Technological advances in artificial intelligence are happening every day. Pair that with the proliferation of text messaging, social online messaging apps, and inter-office communication moving toward message/chat type resources over more traditional email, and you start to see the face of communication in a day-to-day environment changing. Using a chatbot as a business strategy can keep you more connected with the world and the way that it communicates more and more each day.


What is a chatbot? In layman’s terms, it is a piece of software that you chat with to get information, perform tasks, or to be entertained. In the bigger picture, you can see chatbots replacing many of the phone apps, websites, and computer programs you use every day. You can ask your phone what the weather is, instead of looking it up online or reading it in the paper. A chatbot might text you to tell you that your flight is delayed. You can use it as a personal assistant, setting calendar reminders or reordering printer paper on your behalf.


Chatbots are not a new technology, but they are rapidly advancing, thanks to Artificial Intelligence (AI) tech. This allows companies to make chatbots smarter and more adaptive to human speech. For someone in a mid-market business or smaller, this sort of business strategy might seem like it’s the realm of major corporations, but chatbots are actually very accessible to even small start-ups. Only now are brands starting to really look at the business uses of a chatbot.


They are simple to use on both ends, they do not need to be downloaded, meaning no extra work on the end of the customer. They bring you lots and lots of data, which is extremely valuable. They keep you in contact with your clientele cheaply. There are a lot of upsides to implementation!
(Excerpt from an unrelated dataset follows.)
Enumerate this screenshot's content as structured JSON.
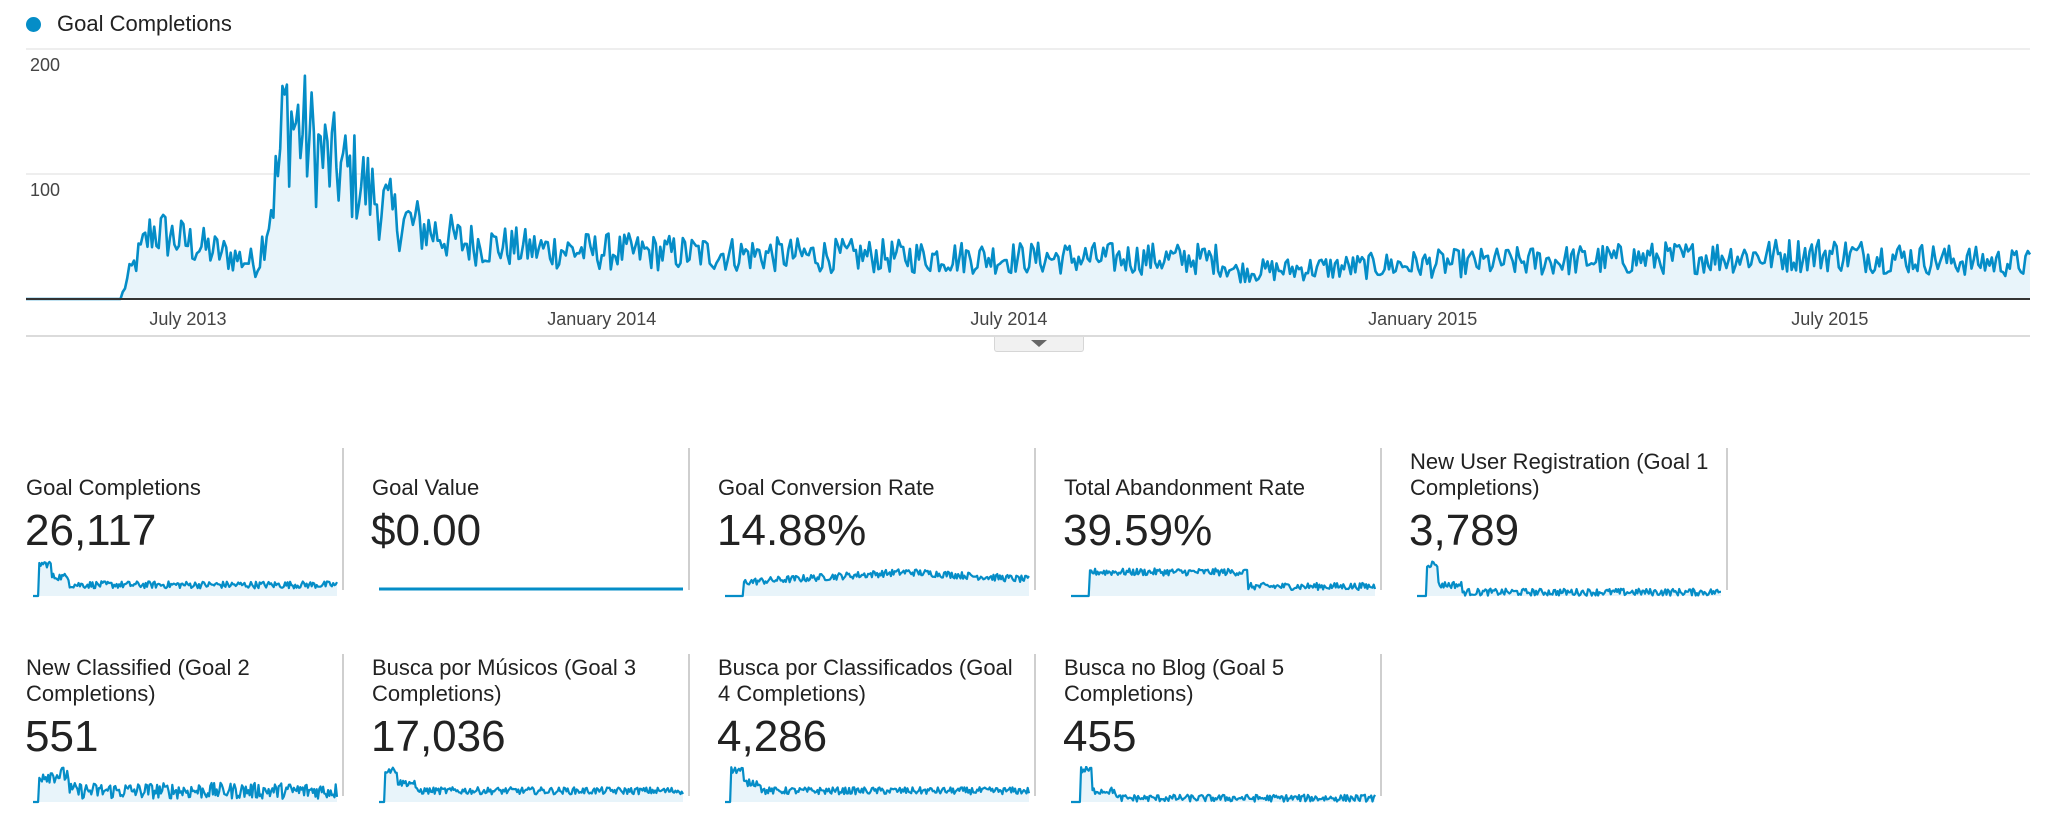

Here are just a few ways -out of hundreds- that you might be able to use a chatbot in your business:


  1. Be a resource for customers. (I.E. remember that weather app that was replaced by a chatbot?) Just because the Weather Channel has a TV station, a website, and a smartphone app, doesn’t mean it can’t have a chatbot. All this bot needs is to remember a consumer’s location, and it can pull that information to answer specific weather questions at a moment’s notice.
  2. Drive sales. There are chatbots out there that can turn a text message into a pickup order at a local restaurant. Siri can purchase music, movies, or television from your phone or AppleTV with a simple “Siri, buy Season 1 of The Wire.” The easier it is for consumers to purchase from you, the more likely it is that they will!
  3. Cut down on customer service costs. As a first point of contact for customers with questions, a chatbot can often resolve simple, common questions or concerns without the need for human support. Your most frequently-asked-questions loaded into a chatbot can save the time and money of your staff answering those same questions. And if the consumer needs more help, a chatbot can often act like a phone directory, pointing them in the right place for their query.